Contrairement aux idées reçues, l’urticaire chronique ne témoigne que rarement d’une origine allergique mais découle le plus souvent d’une préactivation, acquise ou innée, des mastocytes...
Maladie de peau généralement bénigne, l’urticaire est très fréquente, 1 à 3 % des Français ayant un terrain d’urticaire chronique. Spontanément ou après un effort, un stress, un aliment ou un médicament, ces sujets développent de temps à autre des lésions d’urticaire à type de papules plus ou moins disséminées, de prurit et/ou des œdèmes, le plus souvent sur le visage ou sur les mains. Cette réaction est due à une fragilité des mastocytes dans le derme qui, préactivés, « ?éclatent?» à la moindre sollicitation et libèrent de l’histamine, produisant la lésion d’urticaire.
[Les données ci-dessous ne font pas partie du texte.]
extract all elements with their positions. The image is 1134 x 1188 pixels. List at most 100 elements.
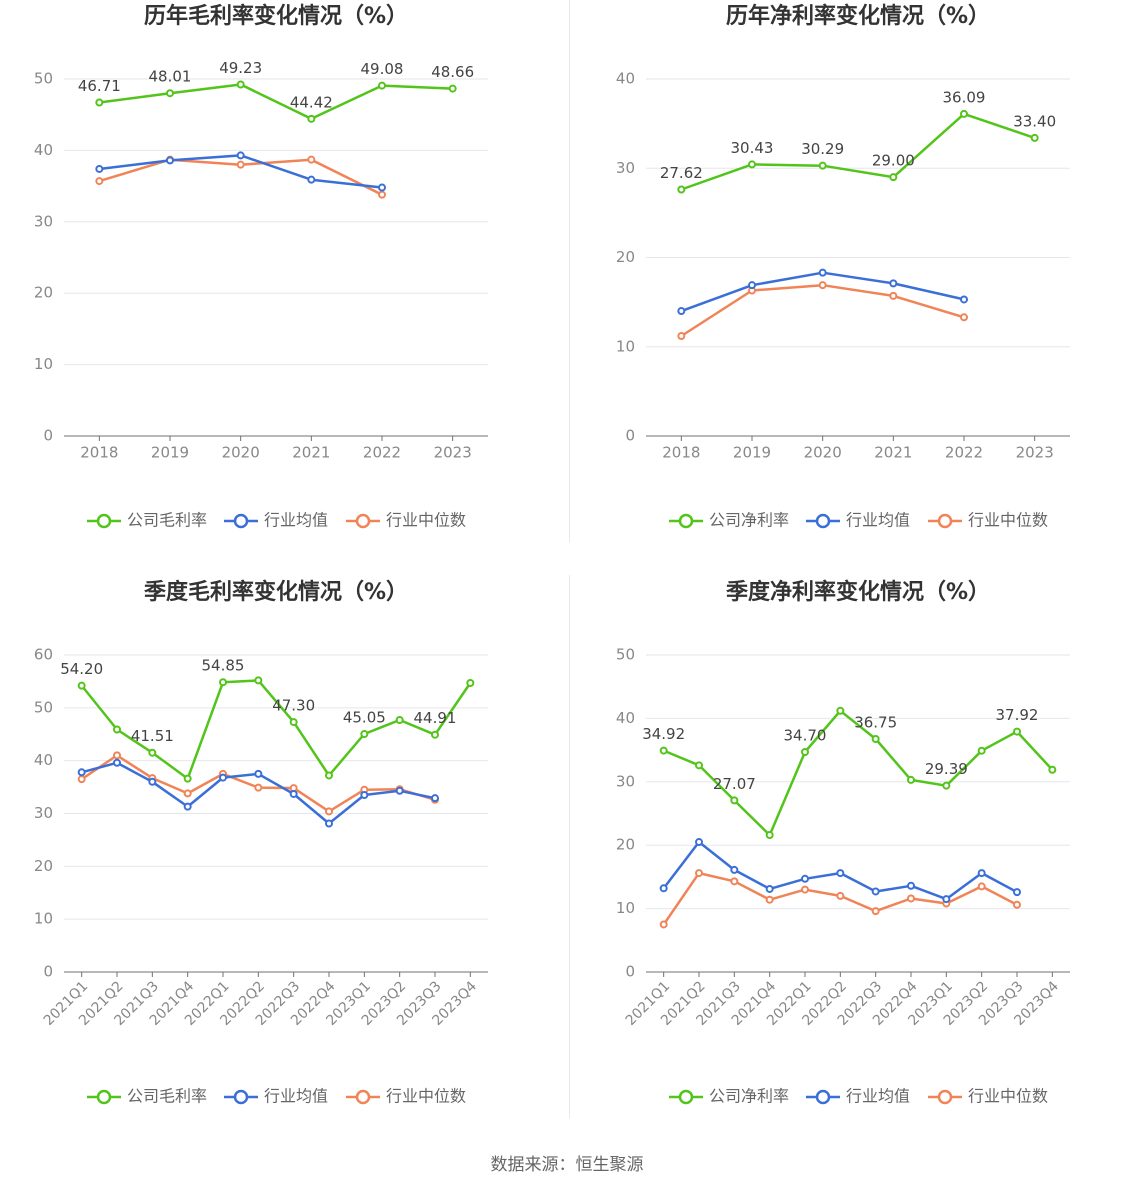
data-point [836,706,845,715]
data-point [307,155,316,164]
data-point [95,177,104,186]
data-point [307,175,316,184]
data-point [254,783,263,792]
x-tick-label: 2018 [662,444,700,462]
x-tick-label: 2021 [292,444,330,462]
legend-marker [233,1089,249,1105]
legend-label: 行业中位数 [386,511,466,530]
legend-item: 行业均值 [806,511,910,530]
data-point [1013,900,1021,909]
chart-3: 季度毛利率变化情况（%）01020304050602021Q12021Q2202… [34,579,488,1106]
x-tick-label: 2022 [363,444,401,462]
legend-label: 公司毛利率 [127,511,207,530]
data-point [695,761,703,770]
legend-marker [96,513,112,529]
data-point [254,769,263,778]
data-point [695,869,703,878]
data-point [325,819,333,828]
data-point [730,865,739,874]
data-point [183,802,192,811]
y-tick-label: 10 [616,337,635,355]
data-point [431,794,439,803]
legend-marker [355,1089,371,1105]
vertical-divider-bottom [569,575,570,1118]
chart-4: 季度净利率变化情况（%）010203040502021Q12021Q22021Q… [616,579,1070,1106]
data-point [77,768,86,777]
data-point [219,773,227,782]
data-point [977,746,986,755]
legend-label: 行业均值 [846,1087,910,1106]
data-point [395,786,404,795]
y-tick-label: 40 [616,70,635,88]
data-point [960,313,968,322]
data-point [889,173,898,182]
legend-item: 行业均值 [224,511,328,530]
y-tick-label: 40 [34,141,53,159]
data-label: 34.70 [784,727,827,745]
data-label: 29.00 [872,152,915,170]
data-point [871,735,880,744]
y-tick-label: 20 [34,857,53,875]
data-point [748,281,756,290]
data-point [977,882,986,891]
data-point [836,891,845,900]
legend-item: 行业均值 [806,1087,910,1106]
data-point [659,920,668,929]
data-point [907,894,915,903]
data-label: 54.85 [202,657,245,675]
y-tick-label: 50 [34,70,53,88]
chart-title: 季度毛利率变化情况（%） [144,579,408,605]
data-point [765,895,774,904]
series-line-industry_median [680,283,965,338]
x-tick-label: 2023 [1016,444,1054,462]
x-tick-label: 2021 [874,444,912,462]
data-point [1013,888,1021,897]
y-tick-label: 60 [34,646,53,664]
legend-label: 公司净利率 [709,511,789,530]
data-point [801,748,809,757]
y-tick-label: 0 [43,427,53,445]
data-point [325,807,333,816]
data-point [166,89,174,98]
y-tick-label: 30 [616,159,635,177]
data-point [677,307,686,316]
x-tick-label: 2019 [151,444,189,462]
data-point [818,161,827,170]
data-point [1030,133,1039,142]
y-tick-label: 30 [616,772,635,790]
x-tick-label: 2020 [804,444,842,462]
y-tick-label: 20 [34,284,53,302]
legend-item: 公司净利率 [669,1087,789,1106]
series-line-industry_avg [99,154,383,189]
y-tick-label: 30 [34,804,53,822]
legend-marker [233,513,249,529]
data-point [448,84,457,93]
data-label: 30.29 [801,140,844,158]
legend-item: 行业均值 [224,1087,328,1106]
data-point [236,151,245,160]
data-label: 27.62 [660,164,703,182]
data-point [325,771,333,780]
data-point [659,884,668,893]
data-point [395,715,404,724]
data-label: 34.92 [642,725,685,743]
data-point [836,869,845,878]
legend-label: 行业均值 [846,511,910,530]
legend-marker [678,1089,694,1105]
data-point [1048,765,1057,774]
y-tick-label: 10 [34,355,53,373]
data-label: 46.71 [78,77,121,95]
x-tick-label: 2023 [434,444,472,462]
data-label: 44.91 [414,709,457,727]
data-label: 49.23 [219,59,262,77]
series-line-company [680,112,1036,191]
legend-item: 公司毛利率 [87,1087,207,1106]
legend-marker [96,1089,112,1105]
series-line-company [99,83,453,121]
data-source-footer: 数据来源：恒生聚源 [490,1155,644,1175]
data-point [77,775,86,784]
data-point [907,775,915,784]
legend-label: 行业均值 [264,511,328,530]
legend-label: 公司净利率 [709,1087,789,1106]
« Deux grandes causes expliquent cette préactivation des mastocytes et, partant, l’urticaire chronique, observe le Pr Jean-François Nicolas (CH de Lyon Sud). D’une part, un terrain auto-immun spécifique : les patients ont fabriqué des anticorps contre les récepteurs de surface des mastocytes. D’autre part, l’atopie où les mastocytes sont préactivés par des facteurs allergiques comme la poussière de maison ou les pollens chez des personnes qui ont (ou ont eu) par ailleurs une rhinite, une conjonctivite ou un asthme.?» Dans les deux cas, les mastocytes sont alors suffisamment fragiles pour être activés par l’ingestion d’un médicament (les facteurs les plus toxiques pour les mastocytes), d’un aliment, etc. Il s’agit alors de réactions d’hypersensibilité et non de véritables réactions allergiques.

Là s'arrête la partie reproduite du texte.